I remember it for two reasons. First, I had to count the letters and triple check the spelling. Note to younguns: Back then spell check was a paperback dictionary and you had to know mostly how to spell the word in order to look it up. Assuming, of course, there were such a word. Deinstitutionalization was not then, nor thankfully is it now, an actual word.
But deinstitionalization was all the rage, so I had to spell it. The second reason I remember is this baby reporter asked an innocent question of the titled talking heads and the mental health experts.
“Where,” I asked, “are these people going to go when you let them out? I mean the family doesn’t want Aunt Tilly back.”
Silence.

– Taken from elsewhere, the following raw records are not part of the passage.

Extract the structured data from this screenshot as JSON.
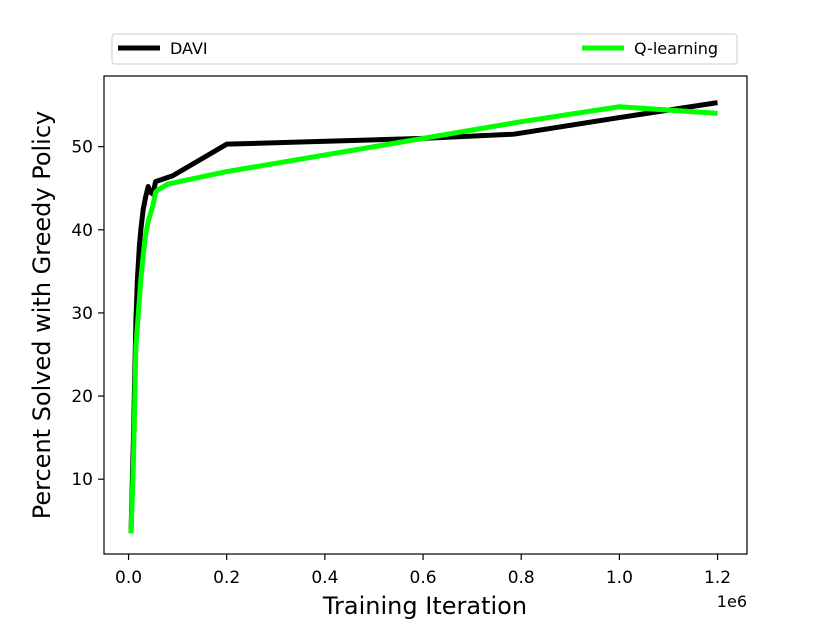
{
  "chart_data": {
    "type": "line",
    "xlabel": "Training Iteration",
    "ylabel": "Percent Solved with Greedy Policy",
    "x_offset_label": "1e6",
    "x_scale": 1000000,
    "xlim": [
      -0.05,
      1.26
    ],
    "ylim": [
      1.0,
      58.5
    ],
    "x_ticks": [
      0.0,
      0.2,
      0.4,
      0.6,
      0.8,
      1.0,
      1.2
    ],
    "x_tick_labels": [
      "0.0",
      "0.2",
      "0.4",
      "0.6",
      "0.8",
      "1.0",
      "1.2"
    ],
    "y_ticks": [
      10,
      20,
      30,
      40,
      50
    ],
    "y_tick_labels": [
      "10",
      "20",
      "30",
      "40",
      "50"
    ],
    "grid": false,
    "legend": {
      "placement": "top (above plot, spanning width)",
      "ncol": 2
    },
    "series": [
      {
        "name": "DAVI",
        "color": "#000000",
        "x": [
          0.005,
          0.01,
          0.015,
          0.018,
          0.022,
          0.025,
          0.03,
          0.035,
          0.04,
          0.045,
          0.05,
          0.055,
          0.09,
          0.2,
          0.6,
          0.785,
          1.0,
          1.2
        ],
        "y": [
          3.5,
          15.0,
          29.0,
          34.0,
          38.0,
          40.0,
          42.5,
          44.0,
          45.2,
          44.5,
          44.3,
          45.8,
          46.5,
          50.3,
          51.0,
          51.5,
          53.5,
          55.3
        ]
      },
      {
        "name": "Q-learning",
        "color": "#00ff00",
        "x": [
          0.005,
          0.01,
          0.015,
          0.02,
          0.025,
          0.03,
          0.035,
          0.04,
          0.045,
          0.05,
          0.055,
          0.06,
          0.08,
          0.2,
          0.6,
          0.8,
          1.0,
          1.2
        ],
        "y": [
          3.5,
          12.0,
          26.0,
          30.0,
          34.0,
          37.0,
          39.5,
          41.0,
          42.0,
          43.0,
          44.5,
          44.8,
          45.5,
          47.0,
          51.0,
          53.0,
          54.8,
          54.0
        ]
      }
    ]
  }
}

The honest ones shrugged their shoulders and said “we don’t know.” The dishonest ones blathered.
Apparently, 40 years later, they still don’t know. This morning’s big headline in the Rockford (IL) Register Star: “Where Singer patients would go is unanswered.”

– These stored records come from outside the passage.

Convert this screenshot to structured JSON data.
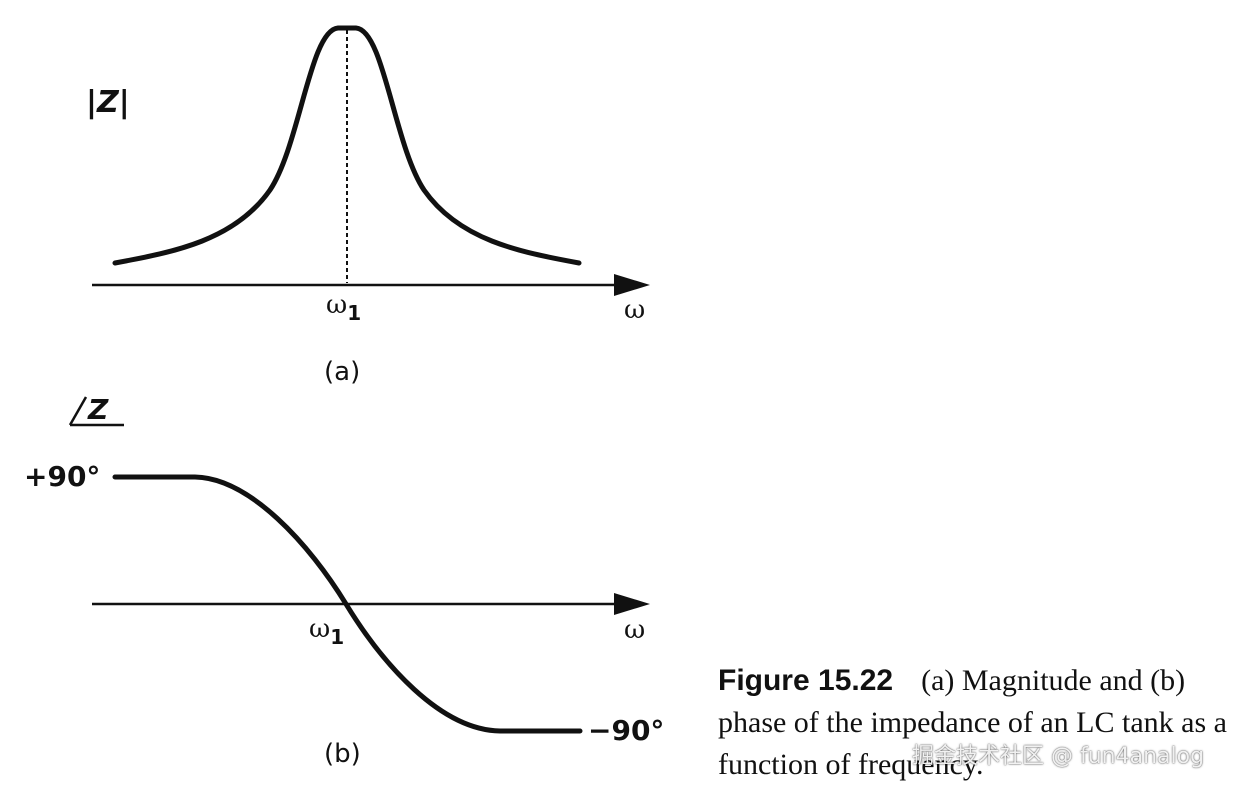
{
  "panel_a": {
    "y_label": "|Z|",
    "peak_label": "ω",
    "peak_sub": "1",
    "x_label": "ω",
    "panel_label": "(a)"
  },
  "panel_b": {
    "y_label": "Z",
    "top_value": "+90°",
    "bottom_value": "−90°",
    "cross_label": "ω",
    "cross_sub": "1",
    "x_label": "ω",
    "panel_label": "(b)"
  },
  "caption": {
    "figure_number": "Figure 15.22",
    "text": "(a) Magnitude and (b) phase of the impedance of an LC tank as a function of frequency."
  },
  "watermark": "掘金技术社区 @ fun4analog"
}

Deinstitutionalization was political speak for: Shut down those (usually) sprawling Gothic insane asylums where families locked up crazy Aunt Tilly rather than have her in the attic, and where law enforcement and other public types could store hundreds, thousands, of humans with broken brains.
Instead of locking them up in some cuckoo’s nest movie-style cell block, deinstitutionalization would do the right thing by these troubled folks. Get them treatment, support networks, medication, halfway houses, group homes, and ensure they made it from cuckoo cell to real life. Replace the old insane asylum with residential, in-patient and out-patient treatment and rehabilitation.
A worthy goal then; a worthy one now. It is, simply, the right thing to do.
The problem? We did jack fulfilling the promises that were to become the transition from an institutional cell block to a life in the real world. For 40 years, we’ve dumped broken brains onto cops, courts, emergency rooms, street corners and shelters.
The folks who wanted to do the right things (Frank Ware and Dick Kunnert come to mind locally) saw their resources drained year after year by politicians who didn’t find mental health treatment sufficiently headline worthy. Too many of the rest of us think mental illness is something we can just get over if we made up our minds to do so.
So, here we are, having bollixed up 40-year-old promise, scrambling to see if there’s any way to stop the state from closing Singer.
We’ve got two choices and only two: Abandon the mentally ill or finally, finally raise the revenue and do what we promised 40 years ago.
I’ll vote for fulfilling the promise.
Wow, i didn’t know Singer was affected.